While there is certainly no way come up with any way of measuring or determining who is the best professor of creative writing in the land - a small argument might be made for Southern Illinois University's Mike Magnuson. On what grounds you might inquire? Is it something beyond word of mouth? Beyond my own friendship with the man? My admiration for his own writing?
This time around, it is. Adding subjectivity to an already subjective statement, my argument would come from the fact that Magnuson taught two of the writers that can be found as contributors to Best American Short Stories 2006: Benjamin Percy, with his story "Refresh, Refresh" was under Magnuson at Southern Illinois University, and Kevin Moffett, whose story "Tattooizm" is included, took classes from Magnuson while at the University of Florida a while back.
I asked each if they even remembered the former Lummox.
From Kevin Moffett: "... the first time I gave Mike a story, when he returned it to me it looked as if someone had drawn up battle plans on it: arrows, diagrams, declamations, exclamations. He was a heavy-handed editor when a heavy-handed editor was just what I needed. He loathed dramatized phone conversations, "It is/it was" constructions, and sentence-level laziness. He once wrote on a story of mine, How about mixing in a good verb or two, hey? He also wore camouflage, I think, and made fun of me for not wearing socks."
From Benjamin Percy: "Magnuson is a good name for Magnuson. Like some kind of gun and some kind of man came together and made him one night in a laboratory. When he walks into a workshop, people go tense. Their eyes glance back and forth between their hands and his face. They want, and don't want, to know what kind of storm will befall them: one of high comedy or utter despair or terrible anger or hearty congratulations. It will never be temperate. He is a man of great passion, in his life and in his work and in his teaching. He will never not care. Every sentence, to him, matters like scripture matters to some: a lot. He takes apart stories piece by piece, word by word, questioning every grammatical choice and its rhetorical effect. He writes so many comments that your work appears encased in barbed-wire. For this -- for his enthusiasm, for his anger, for his discipline, for his anality and intelligence and barbarism -- I owe him the world. I emerged from his workshop as if from a refiner's fire: stronger, better, purer in my ability to hammer prose into the page. There is no doubt in my mind: if I had not studied under him, I would not be in BASS today."

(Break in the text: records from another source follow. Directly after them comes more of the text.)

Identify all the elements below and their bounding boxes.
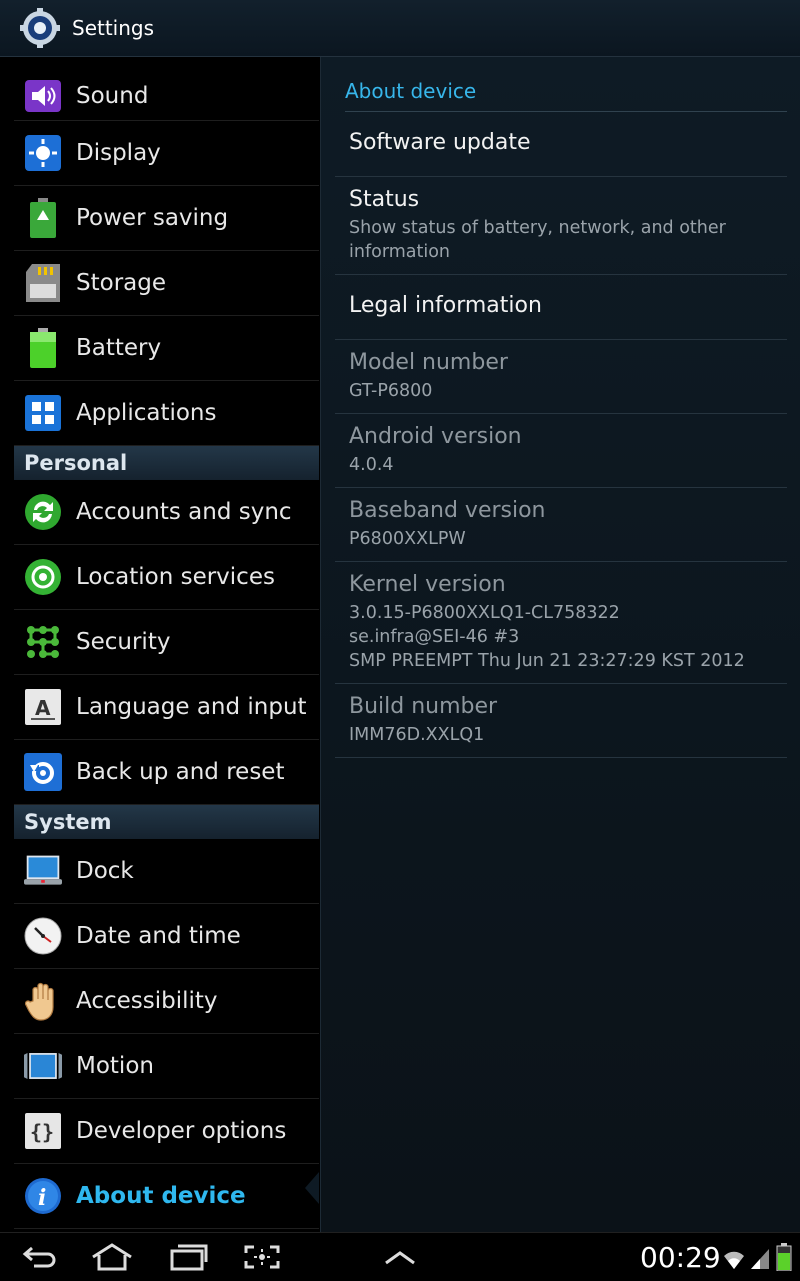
sidebar-item-motion[interactable]: Motion [14, 1034, 319, 1099]
row-baseband-version: Baseband version P6800XXLPW [335, 488, 787, 562]
about-device-panel: About device Software update Status Show… [320, 57, 800, 1232]
gear-icon[interactable] [20, 8, 60, 48]
location-icon [24, 558, 62, 596]
sidebar-item-back-up-and-reset[interactable]: Back up and reset [14, 740, 319, 805]
row-build-number: Build number IMM76D.XXLQ1 [335, 684, 787, 758]
wifi-icon [722, 1241, 746, 1271]
home-icon[interactable] [90, 1241, 134, 1273]
sync-icon [24, 493, 62, 531]
sidebar-item-power-saving[interactable]: Power saving [14, 186, 319, 251]
row-kernel-version: Kernel version 3.0.15-P6800XXLQ1-CL75832… [335, 562, 787, 684]
braces-icon: {} [24, 1112, 62, 1150]
sidebar-item-about-device[interactable]: i About device [14, 1164, 319, 1229]
row-android-version: Android version 4.0.4 [335, 414, 787, 488]
battery-icon [24, 328, 62, 368]
section-header-system: System [14, 805, 319, 839]
sidebar-item-developer-options[interactable]: {} Developer options [14, 1099, 319, 1164]
language-icon: A [24, 688, 62, 726]
up-arrow-icon[interactable] [378, 1241, 422, 1273]
info-icon: i [24, 1177, 62, 1215]
sidebar-item-location-services[interactable]: Location services [14, 545, 319, 610]
display-icon [24, 134, 62, 172]
section-header-personal: Personal [14, 446, 319, 480]
sidebar-item-accounts-and-sync[interactable]: Accounts and sync [14, 480, 319, 545]
svg-text:A: A [35, 696, 51, 720]
dock-icon [24, 852, 62, 890]
sidebar-item-dock[interactable]: Dock [14, 839, 319, 904]
row-model-number: Model number GT-P6800 [335, 340, 787, 414]
applications-icon [24, 394, 62, 432]
screenshot-icon[interactable] [240, 1241, 284, 1273]
sidebar-item-battery[interactable]: Battery [14, 316, 319, 381]
row-status[interactable]: Status Show status of battery, network, … [335, 177, 787, 275]
signal-icon [748, 1241, 772, 1271]
sidebar-item-display[interactable]: Display [14, 121, 319, 186]
panel-title: About device [345, 79, 787, 112]
clock-icon [24, 917, 62, 955]
row-legal-information[interactable]: Legal information [335, 275, 787, 340]
recent-apps-icon[interactable] [166, 1241, 210, 1273]
hand-icon [24, 982, 62, 1021]
svg-text:{}: {} [30, 1120, 54, 1144]
back-icon[interactable] [18, 1241, 62, 1273]
sidebar-item-storage[interactable]: Storage [14, 251, 319, 316]
sidebar-item-security[interactable]: Security [14, 610, 319, 675]
row-software-update[interactable]: Software update [335, 112, 787, 177]
app-title: Settings [72, 16, 155, 40]
status-clock: 00:29 [640, 1241, 721, 1274]
sidebar-item-sound[interactable]: Sound [14, 72, 319, 121]
title-bar: Settings [0, 0, 800, 57]
settings-sidebar: Sound Display Power saving Storage Batte… [0, 57, 319, 1232]
motion-icon [24, 1047, 62, 1085]
power-saving-icon [24, 198, 62, 238]
security-icon [24, 623, 62, 661]
sidebar-item-date-and-time[interactable]: Date and time [14, 904, 319, 969]
sidebar-item-accessibility[interactable]: Accessibility [14, 969, 319, 1034]
selection-pointer [305, 1172, 319, 1204]
backup-icon [24, 753, 62, 791]
svg-text:i: i [38, 1185, 46, 1211]
system-navigation-bar: 00:29 [0, 1232, 800, 1281]
storage-icon [24, 264, 62, 302]
sidebar-item-applications[interactable]: Applications [14, 381, 319, 446]
battery-status-icon [772, 1241, 796, 1271]
sound-icon [24, 77, 62, 115]
sidebar-item-language-and-input[interactable]: A Language and input [14, 675, 319, 740]
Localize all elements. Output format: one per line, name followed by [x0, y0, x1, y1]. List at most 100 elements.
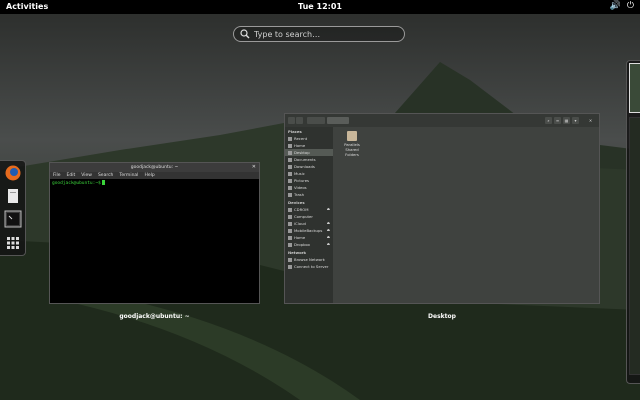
sidebar-item-mobilebackups[interactable]: MobileBackups ⏏ — [285, 227, 333, 234]
files-window[interactable]: ⌕ ≡ ▦ ▾ ✕ Places Recent Home Desktop Doc… — [284, 113, 600, 304]
menu-search[interactable]: Search — [98, 172, 113, 179]
terminal-titlebar[interactable]: goodjack@ubuntu: ~ ✕ — [50, 163, 259, 172]
sidebar-item-label: Recent — [294, 136, 308, 141]
sidebar-item-documents[interactable]: Documents — [285, 156, 333, 163]
search-icon — [240, 29, 250, 39]
eject-icon[interactable]: ⏏ — [327, 227, 330, 234]
menu-terminal[interactable]: Terminal — [119, 172, 138, 179]
search-icon[interactable]: ⌕ — [545, 117, 552, 124]
forward-button[interactable] — [296, 117, 303, 124]
sidebar-item-label: Downloads — [294, 164, 315, 169]
drive-icon — [288, 228, 292, 233]
terminal-output[interactable]: goodjack@ubuntu:~$ — [50, 179, 259, 187]
sidebar-item-pictures[interactable]: Pictures — [285, 177, 333, 184]
sidebar-item-computer[interactable]: Computer — [285, 213, 333, 220]
back-button[interactable] — [288, 117, 295, 124]
home-icon — [288, 143, 292, 148]
sidebar-item-label: Pictures — [294, 178, 310, 183]
sidebar-item-connect-server[interactable]: Connect to Server — [285, 263, 333, 270]
sidebar-item-home[interactable]: Home — [285, 142, 333, 149]
top-bar: Activities Tue 12:01 🔊 ⏻ — [0, 0, 640, 14]
downloads-icon — [288, 164, 292, 169]
menu-edit[interactable]: Edit — [67, 172, 76, 179]
cursor — [101, 180, 105, 185]
sidebar-item-browse-network[interactable]: Browse Network — [285, 256, 333, 263]
sidebar-item-label: Computer — [294, 214, 313, 219]
sidebar-item-videos[interactable]: Videos — [285, 184, 333, 191]
sidebar-item-recent[interactable]: Recent — [285, 135, 333, 142]
terminal-app-icon[interactable] — [4, 210, 22, 228]
workspace-1[interactable] — [629, 63, 640, 113]
pictures-icon — [288, 178, 292, 183]
terminal-window[interactable]: goodjack@ubuntu: ~ ✕ File Edit View Sear… — [49, 162, 260, 304]
terminal-prompt: goodjack@ubuntu:~$ — [52, 181, 101, 186]
network-heading: Network — [288, 250, 307, 255]
files-caption[interactable]: Desktop — [284, 313, 600, 320]
path-home-button[interactable] — [307, 117, 325, 124]
sidebar-item-downloads[interactable]: Downloads — [285, 163, 333, 170]
desktop-icon — [288, 150, 292, 155]
file-item[interactable]: Parallels Shared Folders — [339, 131, 365, 157]
sidebar-item-cdrom[interactable]: CDROM ⏏ — [285, 206, 333, 213]
grid-view-icon[interactable]: ▦ — [563, 117, 570, 124]
menu-icon[interactable]: ▾ — [572, 117, 579, 124]
sidebar-item-label: CDROM — [294, 207, 309, 212]
computer-icon — [288, 214, 292, 219]
music-icon — [288, 171, 292, 176]
workspace-2[interactable] — [629, 117, 640, 375]
trash-icon — [288, 192, 292, 197]
disc-icon — [288, 207, 292, 212]
sidebar-item-label: Videos — [294, 185, 307, 190]
close-icon[interactable]: ✕ — [587, 117, 594, 124]
files-sidebar: Places Recent Home Desktop Documents Dow… — [285, 127, 333, 303]
eject-icon[interactable]: ⏏ — [327, 206, 330, 213]
terminal-caption[interactable]: goodjack@ubuntu: ~ — [49, 313, 260, 320]
sidebar-item-dropbox[interactable]: Dropbox ⏏ — [285, 241, 333, 248]
drive-icon — [288, 235, 292, 240]
sidebar-item-label: Documents — [294, 157, 316, 162]
videos-icon — [288, 185, 292, 190]
sidebar-item-icloud[interactable]: iCloud ⏏ — [285, 220, 333, 227]
firefox-icon[interactable] — [4, 164, 22, 182]
dash — [0, 160, 26, 256]
file-item-label: Parallels Shared Folders — [344, 142, 360, 157]
menu-view[interactable]: View — [81, 172, 92, 179]
system-tray[interactable]: 🔊 ⏻ — [610, 1, 634, 11]
terminal-title: goodjack@ubuntu: ~ — [130, 165, 179, 170]
sidebar-item-label: Home — [294, 143, 306, 148]
sidebar-item-label: Dropbox — [294, 242, 310, 247]
files-headerbar[interactable]: ⌕ ≡ ▦ ▾ ✕ — [285, 114, 599, 127]
drive-icon — [288, 242, 292, 247]
drive-icon — [288, 221, 292, 226]
sidebar-item-home-drive[interactable]: Home ⏏ — [285, 234, 333, 241]
sidebar-item-label: Music — [294, 171, 305, 176]
sidebar-item-label: Trash — [294, 192, 305, 197]
devices-heading: Devices — [288, 200, 305, 205]
sidebar-item-label: Browse Network — [294, 257, 325, 262]
menu-file[interactable]: File — [53, 172, 61, 179]
search-input[interactable] — [250, 29, 394, 39]
show-applications-icon[interactable] — [4, 234, 22, 252]
sidebar-item-trash[interactable]: Trash — [285, 191, 333, 198]
sidebar-item-label: MobileBackups — [294, 228, 323, 233]
sidebar-item-music[interactable]: Music — [285, 170, 333, 177]
files-app-icon[interactable] — [4, 187, 22, 205]
list-view-icon[interactable]: ≡ — [554, 117, 561, 124]
menu-help[interactable]: Help — [144, 172, 154, 179]
path-desktop-button[interactable] — [327, 117, 349, 124]
clock[interactable]: Tue 12:01 — [0, 2, 640, 11]
power-icon[interactable]: ⏻ — [627, 1, 634, 11]
sidebar-item-desktop[interactable]: Desktop — [285, 149, 333, 156]
sidebar-item-label: Home — [294, 235, 306, 240]
eject-icon[interactable]: ⏏ — [327, 241, 330, 248]
sidebar-item-label: Desktop — [294, 150, 310, 155]
sidebar-item-label: Connect to Server — [294, 264, 329, 269]
network-icon — [288, 257, 292, 262]
eject-icon[interactable]: ⏏ — [327, 220, 330, 227]
files-content[interactable]: Parallels Shared Folders — [333, 127, 599, 303]
volume-icon[interactable]: 🔊 — [610, 1, 621, 11]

The Best? Again, pretty subjective, and I'm sure similar stories and quotes can be found for a great many professors out there helping students with the craft of writing. But, for Magnuson, if not best, pretty damn good? Based on the above, I'd say that's the very least that can be said about him.
I can say from first hand experience Mag will, if you let him, make you a better writer. I've told all the first year fiction writers to buy books on rhetorical grammar so they won't get destroyed once they get into his workshop. I have also seen Mag reduce a grown man to tears during an hour long (a solid hour, mind you), line-by-line critique of a story. If you're not on the receiving end of a Magnuson critique, it's a beautifully tragic and often enlightening period. If you're on the other end of the stick, it's apocalyptic, but most students, once they rise from the ashes, cannot deny Mag has pointed them in the right direction.
I won’t taint this website with the worst critiques he’s given my work. As Mag would say, they shall remain unspoken. Some pet peeves of his: Comma in direct address, damnit. If you’re under the age of 40, you’re not allowed to write about God or existence. Finally, if you send him an email, make sure it’s punctuated correctly or his response will consist of nothing but a grammar lesson (this goes for text messages, too).
Best teacher ever? Sure.
Posted by: Chris Bryson | November 16, 2006 at 12:01 AM
Magnuson's workshops are fantastic. I've never been in another workshop at the undergraduate or graduate level that focuses so intently on sentence-level problems. Mag is much more concerned with how you write as opposed to what you write and damn the inexperienced students who can only discuss fiction in terms of “believability” and “character motivation”. When a student turns in a six-page piece with more grammatical errors than a chatroom log and then tries to direct the workshop to focus on their “character development” Magnuson will say something like, “What’s the point of working on your characters when you can’t write a sentence to save your life?”